Izuku curva leve sus labios, mas no refleja alegría.
– Kacchan – lleva una mano hacia la mejilla del cenizo – Si ellos deciden llevarme afuera, ya no hay un estamos juntos.
– No – discrepa. Sube ambas manos, acunando el rostro pecoso entre ellas – Estamos juntos en esto. Si ellos te llevan, yo salgo contigo.
Izuku ríe bajito. Frota sus mejillas contra las palmas de su pareja. Lento, lleva sus manos sobre las de Katsuki, las aleja de su rostro, pero no las suelta.
– Yo solo quiero esperar un poco. Ahora mismo no es...
– Esta bien, no tienes que darme explicaciones. No voy a obligarte a nada.

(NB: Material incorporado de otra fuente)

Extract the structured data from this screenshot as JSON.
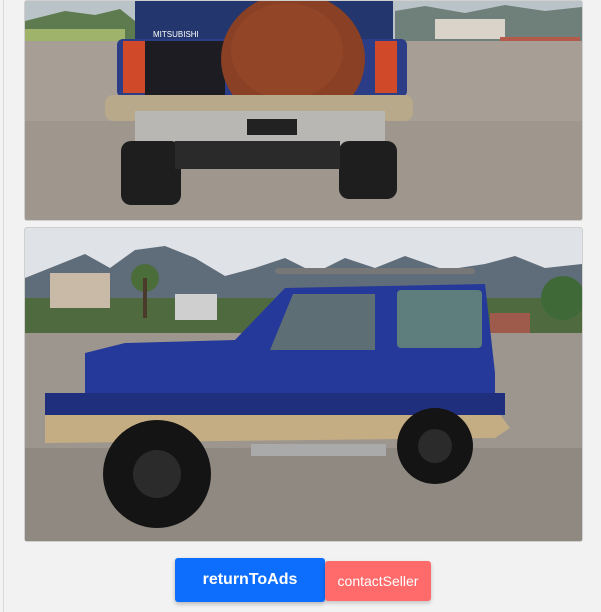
{
  "gallery": {
    "images": [
      {
        "name": "suv-rear-view",
        "badge_text": "MITSUBISHI"
      },
      {
        "name": "suv-side-view"
      }
    ]
  },
  "actions": {
    "return_label": "returnToAds",
    "contact_label": "contactSeller"
  },
  "colors": {
    "return_button": "#0d6efd",
    "contact_button": "#ff6b6b",
    "vehicle_body": "#25399a",
    "vehicle_trim": "#c4ad83"
  }
}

Izuku enmudece. Suelta otra risita, ahora sí de felicidad. Imagina que la vida ha de estar recompensándole con Katsuki por todo lo malo que le ha hecho pasar. Da un paso adelante. Otro más. Desenlaza sus manos con nerviosismo. El corazón empieza a latirle por encima de la ropa y Katsuki le observa curioso sin comprender exactamente que sucede.
Otra risita.
Izuku se empina. Las manos en la nuca de Katsuki aniquilan el espacio entre ellos. Sus labios rozan y solo entonces, Katsuki es consciente de que se trata de un beso.
Su primer beso.
Y es con la persona indicada.
...
Nota de la autora:
Siete semanas de cuarentena y una maratón de Chernobyl tenían que afectarme de alguna forma.
No sé cómo rayos haré para actualizar dos historias a la vez, pero moría por escribir un KatsuDeku en el que hubiera amor. Así que este lo tendrá por toneladas (o lo que yo considero toneladas jajaja).
Wow, no puedo creer que este capítulo tenga 33 páginas en word. Menos aún, que lo escribí más rápido que el ultimo de Consecuencias.
Esta parte es básicamente las primeras interacciones entre Katsuki e Izuku. Van a entrar más personajes más adelante, cuando la cosa se ponga movida.
Hasta entonces, disfrutemos la paz.
Cositas extras, por si alguien ya ha leído mis historias antes y sabe que amo el omegaverse, mis historias se encuentran unidas entre sí por una continua evolución en la sociedad. La siguiente, es la línea que he planteado entre ellas.
Confinamiento - X - Erase una vez - Consecuencias - X
Las X marcan historias que aún están en proceso de asentar bien la trama. Siendo la última, la única que va a dar un verdadero giro en los papeles que han mantenido hasta ahora los personajes.